(CHARLESTON, S.C.) -- On Thursday, Texas Attorney General Greg Abbott and South Carolina Attorney General Alan Wilson filed a brief on behalf of 16 states opposing the proposal by the National Labor Relations Board (NLRB) which would punish employers for creating new jobs in so-called "right-to-work" states.
In right-to-work states, employees are not required to join a union as a condition of employment.
The brief, signed by attorneys general from both right-to-work and unionized states, was in response to the NLRB's lawsuit against Boeing which moved some of its operations from Seattle, Washington to right-to-work state South Carolina in 2009.

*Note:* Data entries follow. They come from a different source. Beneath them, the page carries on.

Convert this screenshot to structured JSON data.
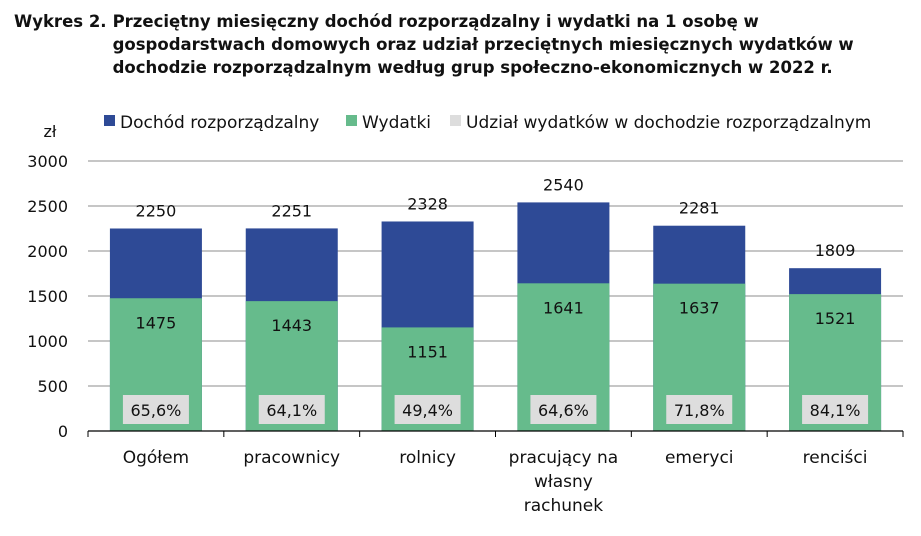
{
  "title": {
    "lead": "Wykres 2.",
    "text": "Przeciętny miesięczny dochód rozporządzalny i wydatki na 1 osobę w gospodarstwach domowych oraz udział przeciętnych miesięcznych wydatków w dochodzie rozporządzalnym według grup społeczno-ekonomicznych w 2022 r."
  },
  "colors": {
    "income": "#2e4a96",
    "expenses": "#66bb8c",
    "share": "#dddddd",
    "axis": "#000000",
    "grid": "#8c8c8c"
  },
  "chart_data": {
    "type": "bar",
    "stacking": "overlapped",
    "ylabel": "zł",
    "ylim": [
      0,
      3000
    ],
    "yticks": [
      0,
      500,
      1000,
      1500,
      2000,
      2500,
      3000
    ],
    "grid": true,
    "legend_position": "top",
    "categories": [
      "Ogółem",
      "pracownicy",
      "rolnicy",
      "pracujący na własny rachunek",
      "emeryci",
      "renciści"
    ],
    "category_lines": [
      [
        "Ogółem"
      ],
      [
        "pracownicy"
      ],
      [
        "rolnicy"
      ],
      [
        "pracujący na",
        "własny",
        "rachunek"
      ],
      [
        "emeryci"
      ],
      [
        "renciści"
      ]
    ],
    "series": [
      {
        "name": "Dochód rozporządzalny",
        "values": [
          2250,
          2251,
          2328,
          2540,
          2281,
          1809
        ]
      },
      {
        "name": "Wydatki",
        "values": [
          1475,
          1443,
          1151,
          1641,
          1637,
          1521
        ]
      },
      {
        "name": "Udział wydatków w dochodzie rozporządzalnym",
        "values": [
          "65,6%",
          "64,1%",
          "49,4%",
          "64,6%",
          "71,8%",
          "84,1%"
        ]
      }
    ]
  }
}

"At a time when 13.9 million Americans are unemployed, the NLRB is threatening to micromanage private sector investment decisions, punish states that protect their citizens from forced union membership, and discourage the creation of jobs that are desperately needed by families across the country," Attorney General Abbott said. "Concerned about the detrimental impact of yet another job-threatening federal overreach, we forged a bipartisan, 16-state coalition to protect [a] state's ability to encourage economic development and promote job creation. Just last week, the Obama Administration revealed that the nation’s economic recovery is still struggling and that the unemployment rate is unacceptably high. So, at this critical juncture, we took legal action to prevent the federal government from once again stifling economic opportunity in Texas and across the United States."
The brief, authored by Texas and South Carolina, was joined by 14 other states: Alabama, Arizona, Colorado, Florida, Georgia, Idaho, Kansas, Michigan, Nebraska, Oklahoma, South Dakota, Utah, Virginia, and Wyoming.